Inequality and Insurgency: A Statistical Study of South Vietnam (Mitchell, 1968)

A data set on the correlates of government control in 26 provinces in South Vietnam, to replicate a study by Mitchell (1968).

Usage

Mitchell68

Format

A data frame with 26 observations on the following 9 variables.

id: a numeric vector (a simple identifier)
province: a character vector for the name of the province
gc: a numeric vector for government control in the province (as a percent)
ool: a numeric vector for owner-operated land (as a percent)
cvlhs: a numeric vector for the coefficient of variation of the distribution of land-holdings, by size
vl: a numeric vector for Vietnamese land, subject to transfer (as a percent of all land)
fl: a numeric vector for French land, subject to transfer (as a percent of all land)
m: a numeric vector for area of mobility
pd: a numeric vector for population density (per square kilometer)

Details

The data are gathered from Table 1 in the document. You should also read the article for more information as to what's happening and for what purpose. Mitchell (1968) is quite clear about where else he's getting these data. Much of what follows can be discerned in the first few pages of Mitchell (1968), which jumps right into a conversation about research design after a brief introduction.
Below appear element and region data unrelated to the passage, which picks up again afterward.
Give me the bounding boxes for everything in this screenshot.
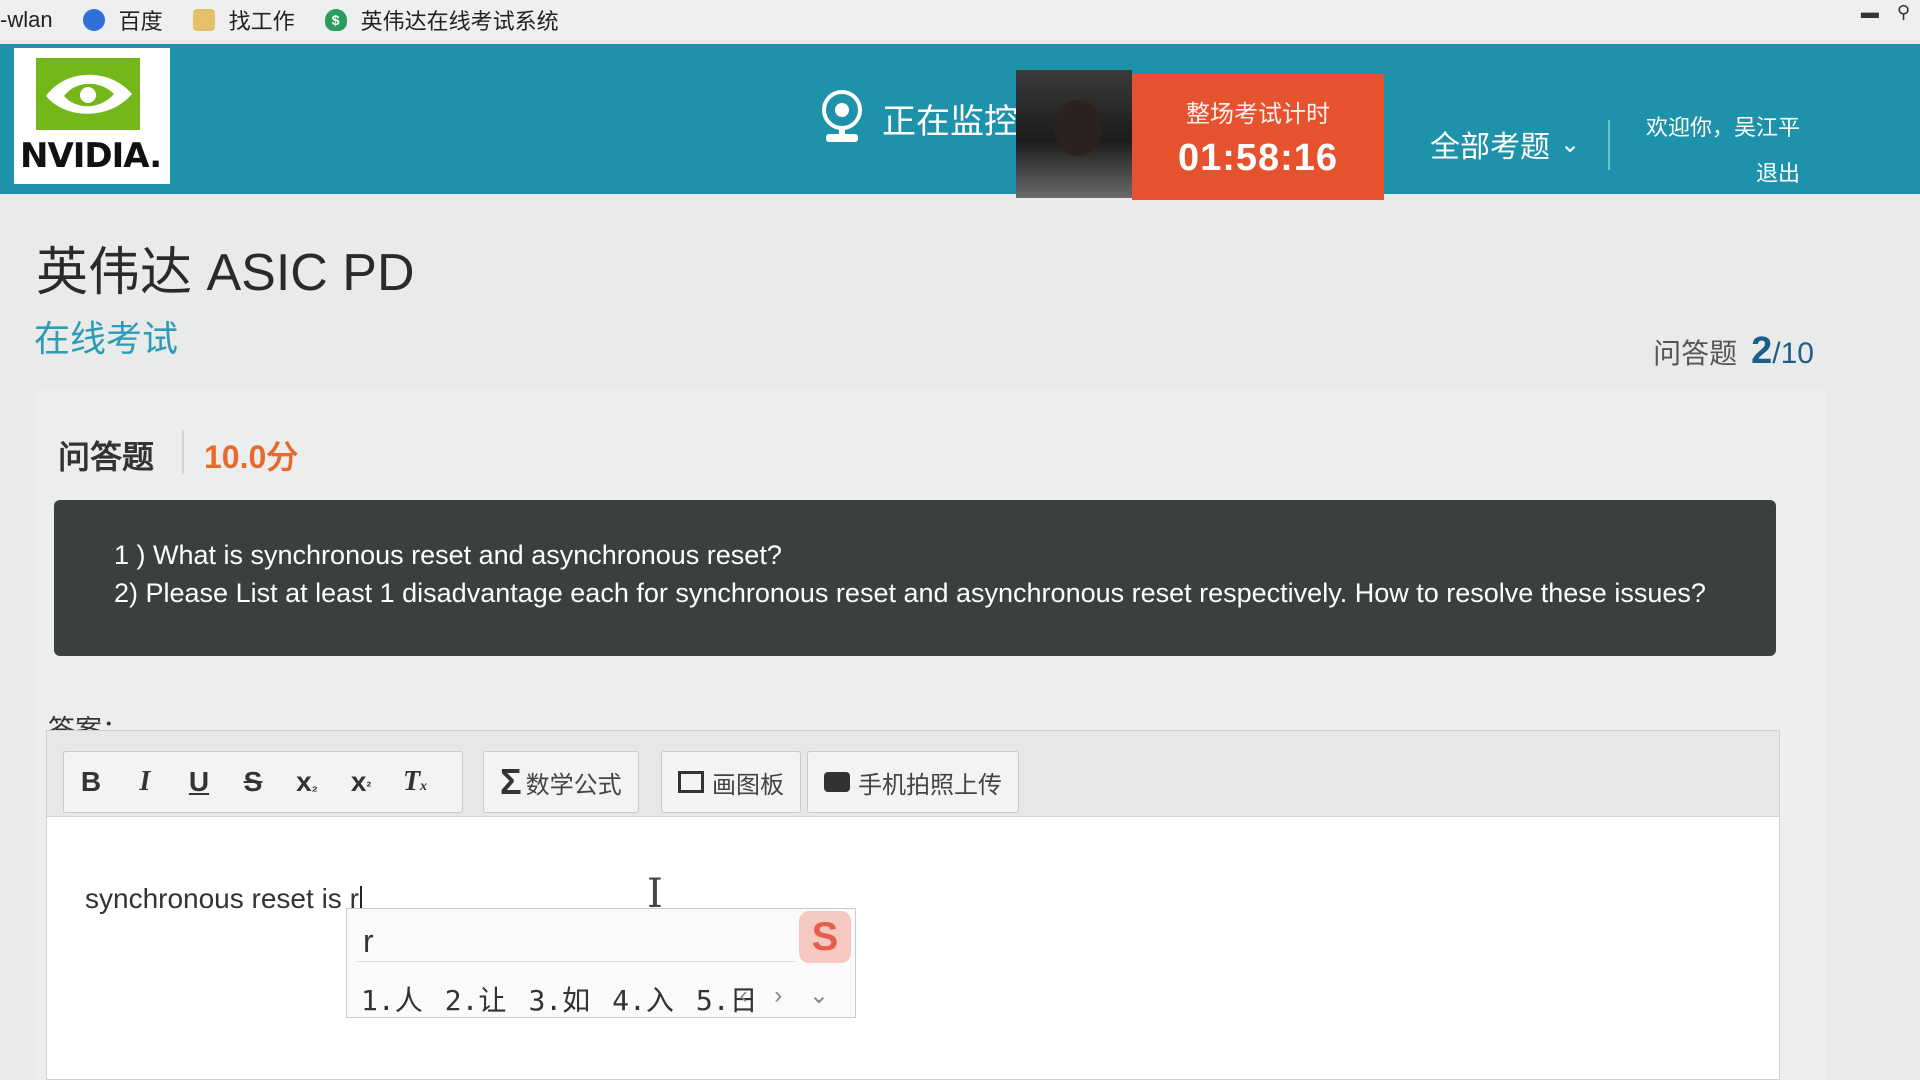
chevron-down-icon: ⌄ bbox=[1560, 130, 1581, 158]
sogou-logo-icon: S bbox=[799, 911, 851, 963]
superscript-mark: ² bbox=[366, 778, 372, 794]
superscript-button[interactable]: x² bbox=[334, 766, 388, 798]
bookmark-label: 英伟达在线考试系统 bbox=[360, 9, 559, 34]
all-questions-label: 全部考题 bbox=[1430, 131, 1550, 164]
bookmark-label: 百度 bbox=[118, 9, 163, 34]
superscript-glyph: x bbox=[350, 766, 367, 797]
nvidia-wordmark: NVIDIA. bbox=[20, 136, 162, 176]
answer-text: synchronous reset is r bbox=[85, 883, 359, 914]
webcam-icon bbox=[822, 90, 862, 142]
question-type-divider bbox=[182, 430, 184, 474]
clear-format-button[interactable]: Tx bbox=[388, 766, 442, 798]
answer-text-area[interactable]: synchronous reset is r bbox=[85, 883, 362, 916]
subscript-mark: ₂ bbox=[311, 778, 318, 794]
drawing-board-label: 画图板 bbox=[712, 771, 784, 799]
image-icon bbox=[678, 771, 704, 793]
bookmark-label: 找工作 bbox=[228, 9, 295, 34]
answer-editor: B I U S x₂ x² Tx Σ 数学公式 画图板 手机拍照上传 synch… bbox=[46, 730, 1780, 1080]
exam-timer: 整场考试计时 01:58:16 bbox=[1132, 74, 1384, 200]
subscript-glyph: x bbox=[296, 766, 312, 797]
ime-candidate[interactable]: 1.人 bbox=[361, 979, 423, 1019]
question-line-2: 2) Please List at least 1 disadvantage e… bbox=[114, 578, 1706, 608]
mobile-upload-button[interactable]: 手机拍照上传 bbox=[807, 751, 1019, 813]
header-divider bbox=[1608, 120, 1610, 170]
editor-toolbar: B I U S x₂ x² Tx Σ 数学公式 画图板 手机拍照上传 bbox=[47, 731, 1779, 817]
mobile-upload-label: 手机拍照上传 bbox=[858, 771, 1002, 799]
ime-candidate[interactable]: 2.让 bbox=[445, 979, 507, 1019]
question-score: 10.0分 bbox=[204, 439, 299, 475]
strikethrough-button[interactable]: S bbox=[226, 766, 280, 798]
timer-value: 01:58:16 bbox=[1177, 137, 1339, 179]
shield-icon: $ bbox=[324, 9, 347, 31]
exam-subtitle: 在线考试 bbox=[34, 318, 179, 359]
webcam-person bbox=[1054, 100, 1102, 156]
math-formula-label: 数学公式 bbox=[525, 771, 622, 799]
all-questions-dropdown[interactable]: 全部考题 ⌄ bbox=[1430, 122, 1580, 166]
format-button-group: B I U S x₂ x² Tx bbox=[63, 751, 463, 813]
webcam-preview bbox=[1016, 70, 1132, 198]
ime-candidate[interactable]: 4.入 bbox=[612, 979, 674, 1019]
browser-controls: ▬ ⚲ bbox=[1861, 2, 1910, 23]
logout-link[interactable]: 退出 bbox=[1640, 156, 1800, 188]
progress-total: /10 bbox=[1772, 337, 1814, 370]
ime-page-nav[interactable]: ‹ › ⌄ bbox=[740, 981, 839, 1010]
user-area: 欢迎你，吴江平 退出 bbox=[1640, 110, 1800, 188]
ime-candidate-popup: r S 1.人 2.让 3.如 4.入 5.日 ‹ › ⌄ bbox=[346, 908, 856, 1018]
sigma-icon: Σ bbox=[500, 761, 522, 802]
ime-input: r bbox=[363, 923, 374, 959]
clear-format-mark: x bbox=[420, 779, 428, 794]
subscript-button[interactable]: x₂ bbox=[280, 766, 334, 798]
bookmark-jobs[interactable]: 找工作 bbox=[192, 4, 295, 36]
question-line-1: 1 ) What is synchronous reset and asynch… bbox=[114, 540, 782, 570]
drawing-board-button[interactable]: 画图板 bbox=[661, 751, 801, 813]
monitoring-label: 正在监控 bbox=[882, 102, 1018, 141]
bookmarks-bar: -wlan 百度 找工作 $ 英伟达在线考试系统 ▬ ⚲ bbox=[0, 0, 1920, 40]
exam-title: 英伟达 ASIC PD bbox=[36, 244, 415, 302]
window-icon[interactable]: ▬ bbox=[1861, 2, 1879, 23]
question-text-box: 1 ) What is synchronous reset and asynch… bbox=[54, 500, 1776, 656]
progress-current: 2 bbox=[1751, 330, 1773, 372]
bookmark-label: -wlan bbox=[0, 7, 53, 32]
camera-icon bbox=[824, 772, 850, 792]
question-progress: 问答题 2 /10 bbox=[1653, 330, 1814, 373]
zoom-icon[interactable]: ⚲ bbox=[1897, 2, 1910, 23]
nvidia-logo: NVIDIA. bbox=[14, 48, 170, 184]
baidu-paw-icon bbox=[82, 9, 105, 31]
question-type: 问答题 bbox=[58, 439, 155, 475]
bold-button[interactable]: B bbox=[64, 766, 118, 798]
math-formula-button[interactable]: Σ 数学公式 bbox=[483, 751, 639, 813]
ime-candidate[interactable]: 3.如 bbox=[528, 979, 590, 1019]
ime-divider bbox=[357, 961, 795, 962]
underline-button[interactable]: U bbox=[172, 766, 226, 798]
exam-header: NVIDIA. 正在监控 整场考试计时 01:58:16 全部考题 ⌄ 欢迎你，… bbox=[0, 44, 1920, 200]
bookmark-baidu[interactable]: 百度 bbox=[82, 4, 163, 36]
italic-button[interactable]: I bbox=[118, 766, 172, 798]
nvidia-eye-icon bbox=[36, 58, 140, 130]
timer-label: 整场考试计时 bbox=[1186, 101, 1330, 128]
bookmark-exam-site[interactable]: $ 英伟达在线考试系统 bbox=[324, 4, 559, 36]
folder-icon bbox=[192, 9, 215, 31]
progress-label: 问答题 bbox=[1653, 338, 1738, 369]
ime-candidates: 1.人 2.让 3.如 4.入 5.日 bbox=[361, 979, 758, 1019]
clear-format-glyph: T bbox=[402, 766, 421, 797]
bookmark-wlan[interactable]: -wlan bbox=[0, 7, 53, 33]
monitoring-status: 正在监控 bbox=[820, 90, 1018, 146]
welcome-text: 欢迎你，吴江平 bbox=[1645, 115, 1800, 140]
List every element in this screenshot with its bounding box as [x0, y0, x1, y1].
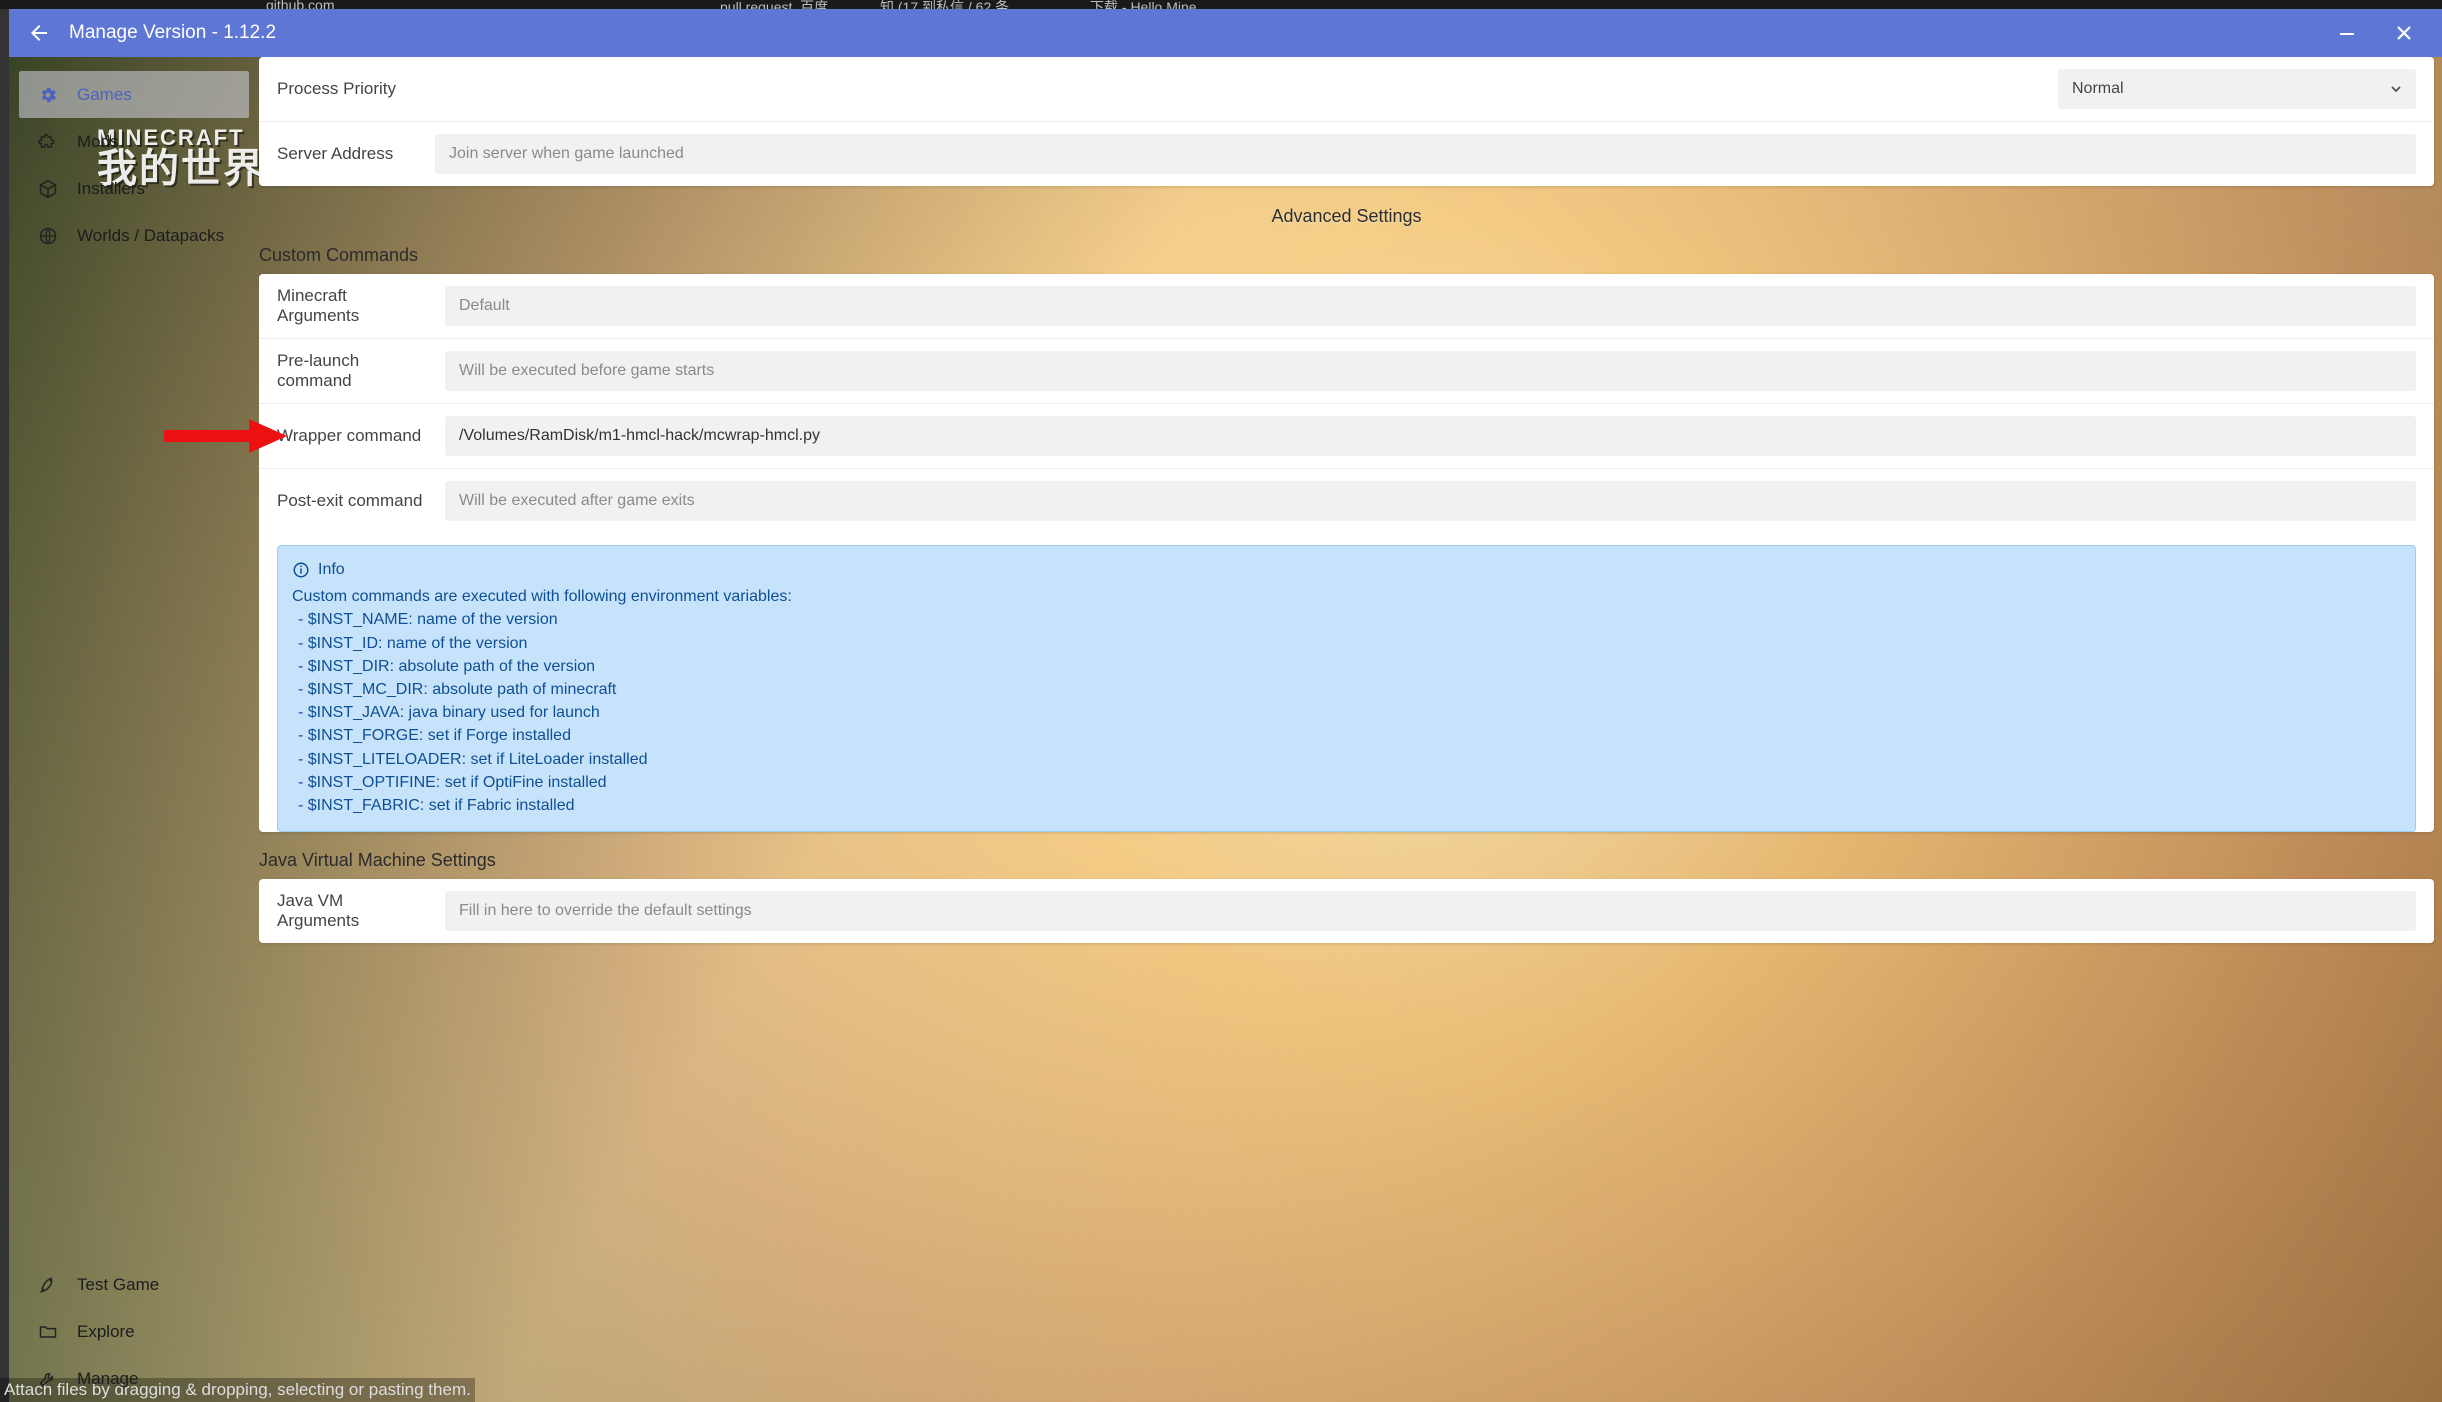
- info-intro: Custom commands are executed with follow…: [292, 585, 2401, 608]
- info-box: Info Custom commands are executed with f…: [277, 545, 2416, 832]
- jvm-args-label: Java VM Arguments: [277, 891, 427, 931]
- gear-icon: [37, 85, 59, 105]
- info-title: Info: [318, 558, 345, 581]
- wrapper-command-label: Wrapper command: [277, 426, 427, 446]
- custom-commands-card: Minecraft Arguments Pre-launch command W…: [259, 274, 2434, 832]
- folder-icon: [37, 1322, 59, 1342]
- sidebar-item-explore[interactable]: Explore: [9, 1308, 259, 1355]
- advanced-settings-heading: Advanced Settings: [259, 206, 2434, 227]
- puzzle-icon: [37, 132, 59, 152]
- page-title: Manage Version - 1.12.2: [69, 22, 276, 44]
- cube-icon: [37, 179, 59, 199]
- sidebar-item-test-game[interactable]: Test Game: [9, 1261, 259, 1308]
- info-line: - $INST_JAVA: java binary used for launc…: [292, 701, 2401, 724]
- postexit-command-input[interactable]: [445, 481, 2416, 521]
- info-line: - $INST_OPTIFINE: set if OptiFine instal…: [292, 771, 2401, 794]
- back-button[interactable]: [27, 21, 51, 45]
- close-button[interactable]: [2384, 19, 2424, 47]
- info-line: - $INST_FABRIC: set if Fabric installed: [292, 794, 2401, 817]
- postexit-command-row: Post-exit command: [259, 468, 2434, 533]
- minecraft-arguments-row: Minecraft Arguments: [259, 274, 2434, 338]
- process-priority-label: Process Priority: [277, 79, 417, 99]
- process-priority-row: Process Priority Normal: [259, 57, 2434, 121]
- sidebar-item-label: Installers: [77, 179, 145, 199]
- sidebar-item-worlds[interactable]: Worlds / Datapacks: [9, 212, 259, 259]
- server-address-row: Server Address: [259, 121, 2434, 186]
- prelaunch-command-label: Pre-launch command: [277, 351, 427, 391]
- prelaunch-command-row: Pre-launch command: [259, 338, 2434, 403]
- sidebar-item-label: Test Game: [77, 1275, 159, 1295]
- server-address-input[interactable]: [435, 134, 2416, 174]
- arrow-left-icon: [27, 21, 51, 45]
- info-line: - $INST_FORGE: set if Forge installed: [292, 724, 2401, 747]
- info-line: - $INST_DIR: absolute path of the versio…: [292, 655, 2401, 678]
- chevron-down-icon: [2390, 83, 2402, 95]
- main-content[interactable]: Process Priority Normal Server Address A…: [259, 57, 2442, 1402]
- rocket-icon: [37, 1275, 59, 1295]
- globe-icon: [37, 226, 59, 246]
- titlebar: Manage Version - 1.12.2: [9, 9, 2442, 57]
- sidebar-item-label: Worlds / Datapacks: [77, 226, 224, 246]
- sidebar-item-installers[interactable]: Installers: [9, 165, 259, 212]
- prelaunch-command-input[interactable]: [445, 351, 2416, 391]
- minecraft-arguments-label: Minecraft Arguments: [277, 286, 427, 326]
- sidebar-item-manage[interactable]: Manage: [9, 1355, 259, 1402]
- general-settings-card: Process Priority Normal Server Address: [259, 57, 2434, 186]
- process-priority-select[interactable]: Normal: [2058, 69, 2416, 109]
- sidebar-item-label: Explore: [77, 1322, 135, 1342]
- sidebar: Games Mods Installers: [9, 57, 259, 1402]
- wrapper-command-row: Wrapper command: [259, 403, 2434, 468]
- jvm-settings-card: Java VM Arguments: [259, 879, 2434, 943]
- sidebar-item-mods[interactable]: Mods: [9, 118, 259, 165]
- wrapper-command-input[interactable]: [445, 416, 2416, 456]
- sidebar-item-label: Games: [77, 85, 132, 105]
- postexit-command-label: Post-exit command: [277, 491, 427, 511]
- jvm-args-input[interactable]: [445, 891, 2416, 931]
- server-address-label: Server Address: [277, 144, 417, 164]
- custom-commands-heading: Custom Commands: [259, 245, 2434, 266]
- close-icon: [2394, 23, 2414, 43]
- info-icon: [292, 561, 310, 579]
- jvm-args-row: Java VM Arguments: [259, 879, 2434, 943]
- process-priority-value: Normal: [2072, 80, 2124, 98]
- sidebar-item-label: Manage: [77, 1369, 138, 1389]
- info-line: - $INST_MC_DIR: absolute path of minecra…: [292, 678, 2401, 701]
- minimize-icon: [2338, 24, 2356, 42]
- minecraft-arguments-input[interactable]: [445, 286, 2416, 326]
- sidebar-item-label: Mods: [77, 132, 119, 152]
- info-line: - $INST_NAME: name of the version: [292, 608, 2401, 631]
- sidebar-item-games[interactable]: Games: [19, 71, 249, 118]
- jvm-settings-heading: Java Virtual Machine Settings: [259, 850, 2434, 871]
- minimize-button[interactable]: [2328, 20, 2366, 46]
- info-line: - $INST_ID: name of the version: [292, 632, 2401, 655]
- wrench-icon: [37, 1369, 59, 1389]
- info-line: - $INST_LITELOADER: set if LiteLoader in…: [292, 748, 2401, 771]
Province names are taken "as is" from Mitchell (1968). Since South Vietnam no longer exists, and these observations are about 60 years old, some of these province names may no longer exist. You may have to search for some old provincial maps of the former Republic of Vietnam in order to understand where some of these provinces are/were (especially if you're interested in the regional variation noted by Paige (1970)).

Los Angeles Times maps inform the government control variable, and there are assumptions that Mitchell makes about the nature of control by the government (South Vietnam), the Vietcong, or the areas that are contested. The "control" here ultimately refers to South Vietnam.

The observations for government control variable are from 1965. Mitchell's footnote in his Table 1 says all other variables (except for population density) correspond with information from 1960. The population density estimate comes from 1964.

The coefficient of variation variable is defined as the standard deviation of land-holding size divided over the mean. If every landholding is of equal size, the observation is 0. Larger values suggest more variability in size of land-holdings with the implication being larger land-holdings are conspicuous in the province. It's a crude, but interesting, measure of inequality with that in mind.

The owner-operated land variable is another crude, but interesting/novel measure. An obvious percentage, 100 implies complete land ownership. 0 implies universal tenancy where peasants work on land they do not own. Some familiarity with the peculiarities of South Vietnamese society at the time is strongly suggested.

The "French land" and "Vietnamese land" variables refer to a specific agrarian reform measure ("Ordinance 57"). The Vietnam version includes both expropriated and redistributed land. The French version includes just expropriated land, per Mitchell. The logic is the Vietnamese version suggests higher values = lower inequality since the measure (partly) includes redistributed land. The French land, being just expropriation, has a single owner (the South Vietnamese government). That suggests higher inequality for higher values. This logic is interesting but questionable, and we'll just have to roll with the premise for the nature of the intended use of these data (i.e. replication). Paige's (1970) objection is more about regional variation in South Vietnam and its varied patterns of land use, and not about the particulars of these two measure (per se).

The mobility measure is a percentage, referring to the percentage of the province that is composed of plains and hills without dense forest.

The data are faithfully (to my level best!) scraped from Table 1 of his article. However, the results that come from a linear model do not perfectly reproduce his results (Equation 2, p. 432). I don't know why this is the case, nor is it that important. It is worth noting that this kind of "step-wise" procedure he employs for selecting a linear model is 100% not how you should do it, and that 33rd footnote he includes on p. 432 would be an automatic rejection at any quantitatively-oriented journal today.

It may interest the user to see re-analyses of Mitchell (1968) from around this time. I include those in the references for your consideration. Briefly, Paige's (1970) objection is that Mitchell (1968) includes radically different land-holding types into assorted measures of inequality and that Mitchell is selecting on 1965 (a watershed moment of insurgency during the war). Paranzino's (1972) critique is primarily statistical, though incorporates some of the issues raised by Paige (1970). Importantly, he correctly notes what the results of the linear model should be (p. 567).

References

Mitchell, Edward J. 1968. "Inequality and Insurgency: A Statistical Study of South Vietnam." World Politics 20(3): 421–38.

Paige, Jeffery M. 1970. "Inequality and Insurgency in Vietnam: A Re-Analysis." World Politics 23(1): 24–37.

Paranzino, Dennis. 1972. "Inequality and Insurgency in Vietnam: A Further Re-Analysis." World Politics 24(2): 565–78.